Base training function for LLM model.

tokenize​

tokenize(tokenizer,
example,
X,
y)
ParameterDescription
tokenizerThe tokenizer to use.
exampleThe example to tokenize.
XThe input key.
yThe output key.

Function to tokenize the example.

train​

train(training_args: superduper.ext.transformers.training.LLMTrainer,
train_dataset: datasets.arrow_dataset.Dataset,
eval_datasets: Union[datasets.arrow_dataset.Dataset,
Dict[str,
datasets.arrow_dataset.Dataset]],
model_kwargs: dict,
tokenizer_kwargs: dict,
db: Optional[ForwardRef('Datalayer')] = None,
llm: Optional[ForwardRef('LLM')] = None,
ray_configs: Optional[dict] = None,
**kwargs)
ParameterDescription
training_argstraining Arguments, see LLMTrainingArguments
train_datasettraining dataset
eval_datasetsevaluation dataset, can be a dict of datasets
model_kwargsmodel kwargs for AutoModelForCausalLM
tokenizer_kwargstokenizer kwargs for AutoTokenizer
dbdatalayer, used for creating LLMCallback
llmllm model, used for creating LLMCallback
ray_configsray configs, must provide if using ray
kwargsother kwargs for Trainer

Train LLM model on specified dataset.

The training process can be run on these following modes:

  • Local node without ray, but only support single GPU
  • Local node with ray, support multi-nodes and multi-GPUs
  • Remote node with ray, support multi-nodes and multi-GPUs

If run locally, will use train_func to train the model.

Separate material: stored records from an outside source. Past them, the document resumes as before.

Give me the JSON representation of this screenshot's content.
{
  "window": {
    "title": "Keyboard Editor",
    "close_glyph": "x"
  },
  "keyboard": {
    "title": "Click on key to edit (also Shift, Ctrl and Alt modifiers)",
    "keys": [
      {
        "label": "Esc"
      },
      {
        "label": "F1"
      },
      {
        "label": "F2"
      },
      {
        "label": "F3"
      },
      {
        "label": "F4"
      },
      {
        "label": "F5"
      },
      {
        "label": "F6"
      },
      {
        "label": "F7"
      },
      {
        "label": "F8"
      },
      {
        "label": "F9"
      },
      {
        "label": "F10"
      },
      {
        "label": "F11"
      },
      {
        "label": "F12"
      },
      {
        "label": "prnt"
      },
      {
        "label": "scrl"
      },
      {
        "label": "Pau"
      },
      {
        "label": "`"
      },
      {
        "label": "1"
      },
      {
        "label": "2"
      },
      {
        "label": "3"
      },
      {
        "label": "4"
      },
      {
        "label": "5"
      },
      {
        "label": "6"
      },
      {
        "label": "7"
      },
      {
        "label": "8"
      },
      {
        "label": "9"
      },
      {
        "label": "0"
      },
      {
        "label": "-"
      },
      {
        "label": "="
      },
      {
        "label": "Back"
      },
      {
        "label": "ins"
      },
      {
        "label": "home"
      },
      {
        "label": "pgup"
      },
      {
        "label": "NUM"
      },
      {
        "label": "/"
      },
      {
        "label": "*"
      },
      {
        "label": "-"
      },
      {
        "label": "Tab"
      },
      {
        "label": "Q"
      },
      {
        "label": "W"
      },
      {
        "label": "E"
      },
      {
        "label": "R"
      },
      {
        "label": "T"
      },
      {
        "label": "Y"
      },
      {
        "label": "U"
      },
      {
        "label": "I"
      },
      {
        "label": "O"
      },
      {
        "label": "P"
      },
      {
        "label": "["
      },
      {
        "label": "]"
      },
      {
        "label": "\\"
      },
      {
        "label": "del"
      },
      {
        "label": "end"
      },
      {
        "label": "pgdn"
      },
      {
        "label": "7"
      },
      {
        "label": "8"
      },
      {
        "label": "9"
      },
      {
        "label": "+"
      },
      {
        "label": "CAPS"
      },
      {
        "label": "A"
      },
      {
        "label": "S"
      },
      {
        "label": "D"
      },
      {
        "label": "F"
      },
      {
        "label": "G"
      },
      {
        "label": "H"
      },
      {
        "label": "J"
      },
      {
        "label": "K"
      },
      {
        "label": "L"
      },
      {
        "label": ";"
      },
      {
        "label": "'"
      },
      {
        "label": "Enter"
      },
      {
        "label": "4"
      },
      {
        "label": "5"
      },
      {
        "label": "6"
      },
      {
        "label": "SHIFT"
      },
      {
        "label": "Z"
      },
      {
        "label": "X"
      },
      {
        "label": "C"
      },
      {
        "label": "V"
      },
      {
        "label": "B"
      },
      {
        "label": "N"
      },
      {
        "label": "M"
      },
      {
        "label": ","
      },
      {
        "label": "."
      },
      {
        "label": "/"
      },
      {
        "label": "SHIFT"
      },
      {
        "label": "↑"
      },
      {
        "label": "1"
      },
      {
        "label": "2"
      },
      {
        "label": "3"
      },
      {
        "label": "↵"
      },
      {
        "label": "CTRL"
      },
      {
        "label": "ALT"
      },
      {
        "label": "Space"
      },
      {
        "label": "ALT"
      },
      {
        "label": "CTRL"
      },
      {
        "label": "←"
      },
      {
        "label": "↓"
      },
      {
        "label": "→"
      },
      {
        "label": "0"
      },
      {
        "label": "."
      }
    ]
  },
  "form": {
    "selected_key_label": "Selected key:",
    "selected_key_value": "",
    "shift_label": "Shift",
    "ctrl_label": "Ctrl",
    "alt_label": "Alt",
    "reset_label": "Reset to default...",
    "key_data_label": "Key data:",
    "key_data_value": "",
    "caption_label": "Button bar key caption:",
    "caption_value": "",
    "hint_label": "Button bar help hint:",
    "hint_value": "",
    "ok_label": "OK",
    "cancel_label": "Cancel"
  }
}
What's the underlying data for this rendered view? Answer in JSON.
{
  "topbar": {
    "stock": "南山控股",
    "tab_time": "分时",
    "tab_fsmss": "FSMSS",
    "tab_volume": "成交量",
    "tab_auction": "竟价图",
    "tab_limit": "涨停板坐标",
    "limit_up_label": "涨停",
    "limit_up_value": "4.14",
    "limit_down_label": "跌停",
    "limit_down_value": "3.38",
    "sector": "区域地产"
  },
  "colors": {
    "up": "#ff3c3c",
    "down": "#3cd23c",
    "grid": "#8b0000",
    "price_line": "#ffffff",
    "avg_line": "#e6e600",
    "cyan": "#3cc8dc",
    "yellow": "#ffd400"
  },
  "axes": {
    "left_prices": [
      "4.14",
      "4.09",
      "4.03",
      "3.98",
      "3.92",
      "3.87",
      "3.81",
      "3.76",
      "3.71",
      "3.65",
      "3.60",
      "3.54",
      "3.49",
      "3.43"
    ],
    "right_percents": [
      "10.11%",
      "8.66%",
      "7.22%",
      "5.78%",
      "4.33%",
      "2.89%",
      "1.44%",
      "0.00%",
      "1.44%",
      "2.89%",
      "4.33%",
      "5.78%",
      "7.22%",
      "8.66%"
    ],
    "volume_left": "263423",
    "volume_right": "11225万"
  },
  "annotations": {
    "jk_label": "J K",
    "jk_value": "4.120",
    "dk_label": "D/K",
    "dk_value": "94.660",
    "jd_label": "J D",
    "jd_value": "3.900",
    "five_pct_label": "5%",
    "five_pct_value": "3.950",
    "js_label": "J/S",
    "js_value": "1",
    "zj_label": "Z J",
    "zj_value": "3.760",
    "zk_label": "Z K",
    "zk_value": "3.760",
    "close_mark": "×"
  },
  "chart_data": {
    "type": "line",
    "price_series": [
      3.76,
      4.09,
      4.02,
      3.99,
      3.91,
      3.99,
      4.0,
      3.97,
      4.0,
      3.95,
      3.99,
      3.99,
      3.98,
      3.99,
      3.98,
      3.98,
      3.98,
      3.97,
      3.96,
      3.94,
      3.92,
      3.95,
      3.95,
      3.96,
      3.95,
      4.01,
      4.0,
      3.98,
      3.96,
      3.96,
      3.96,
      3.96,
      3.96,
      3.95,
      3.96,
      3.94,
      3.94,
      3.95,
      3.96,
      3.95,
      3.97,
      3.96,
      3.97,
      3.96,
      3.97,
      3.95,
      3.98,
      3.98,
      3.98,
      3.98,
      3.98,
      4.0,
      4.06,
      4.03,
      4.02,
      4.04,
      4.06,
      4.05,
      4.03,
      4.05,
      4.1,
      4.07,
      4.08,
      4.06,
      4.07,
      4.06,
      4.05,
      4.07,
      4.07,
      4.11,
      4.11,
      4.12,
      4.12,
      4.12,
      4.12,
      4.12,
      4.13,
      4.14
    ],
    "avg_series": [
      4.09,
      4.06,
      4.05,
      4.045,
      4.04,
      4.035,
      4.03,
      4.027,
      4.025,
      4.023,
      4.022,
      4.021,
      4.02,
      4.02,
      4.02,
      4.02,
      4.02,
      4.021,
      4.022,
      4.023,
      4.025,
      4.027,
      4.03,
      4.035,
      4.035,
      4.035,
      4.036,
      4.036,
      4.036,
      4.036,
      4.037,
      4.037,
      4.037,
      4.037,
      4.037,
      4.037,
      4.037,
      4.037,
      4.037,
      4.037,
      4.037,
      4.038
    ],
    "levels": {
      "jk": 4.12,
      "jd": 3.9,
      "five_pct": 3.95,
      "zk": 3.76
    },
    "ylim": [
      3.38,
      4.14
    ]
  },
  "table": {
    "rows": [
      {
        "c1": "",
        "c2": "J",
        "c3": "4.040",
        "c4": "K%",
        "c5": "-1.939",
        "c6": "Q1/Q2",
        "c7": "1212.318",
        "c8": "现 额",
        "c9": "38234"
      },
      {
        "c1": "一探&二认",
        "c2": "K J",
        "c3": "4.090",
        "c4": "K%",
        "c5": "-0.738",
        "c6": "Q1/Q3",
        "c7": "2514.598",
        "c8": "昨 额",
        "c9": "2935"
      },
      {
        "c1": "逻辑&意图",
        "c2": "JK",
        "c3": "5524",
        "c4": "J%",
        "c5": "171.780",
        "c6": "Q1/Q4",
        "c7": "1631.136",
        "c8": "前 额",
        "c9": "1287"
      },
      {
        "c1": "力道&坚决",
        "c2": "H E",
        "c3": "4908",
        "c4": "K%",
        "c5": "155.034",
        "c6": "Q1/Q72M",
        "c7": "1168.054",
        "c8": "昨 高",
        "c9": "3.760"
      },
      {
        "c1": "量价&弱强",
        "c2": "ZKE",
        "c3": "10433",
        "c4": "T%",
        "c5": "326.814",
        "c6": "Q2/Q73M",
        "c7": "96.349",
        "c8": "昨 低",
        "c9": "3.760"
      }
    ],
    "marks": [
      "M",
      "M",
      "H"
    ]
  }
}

Can log the training process to db if db and llm provided. Will reuse the db and llm from the current process. If run on ray, will use ray_train to train the model. Can log the training process to db if db and llm provided. Will rebuild the db and llm for the new process that can access to db. The ray cluster must can access to db.

Checkpoint​

Checkpoint(self,
identifier: str,
db: dataclasses.InitVar[typing.Optional[ForwardRef('Datalayer')]] = None,
uuid: str = None,
*,
artifacts: 'dc.InitVar[t.Optional[t.Dict]]' = None,
path: Optional[str],
step: int) -> None
ParameterDescription
identifierIdentifier of the leaf.
dbDatalayer instance.
uuidUUID of the leaf.
artifactsA dictionary of artifacts paths and DataType objects
pathThe path to the checkpoint.
stepThe step of the checkpoint.

Checkpoint component for saving the model checkpoint.

LLMCallback​

LLMCallback(self,
cfg: Optional[ForwardRef('Config')] = None,
identifier: Optional[str] = None,
db: Optional[ForwardRef('Datalayer')] = None,
llm: Optional[ForwardRef('LLM')] = None,
experiment_id: Optional[str] = None)
ParameterDescription
cfgThe configuration to use.
identifierThe identifier to use.
dbThe datalayer to use.
llmThe LLM model to use.
experiment_idThe experiment id to use.

LLM Callback for logging training process to db.

This callback will save the checkpoint to db after each epoch. If the save_total_limit is set, will remove the oldest checkpoint.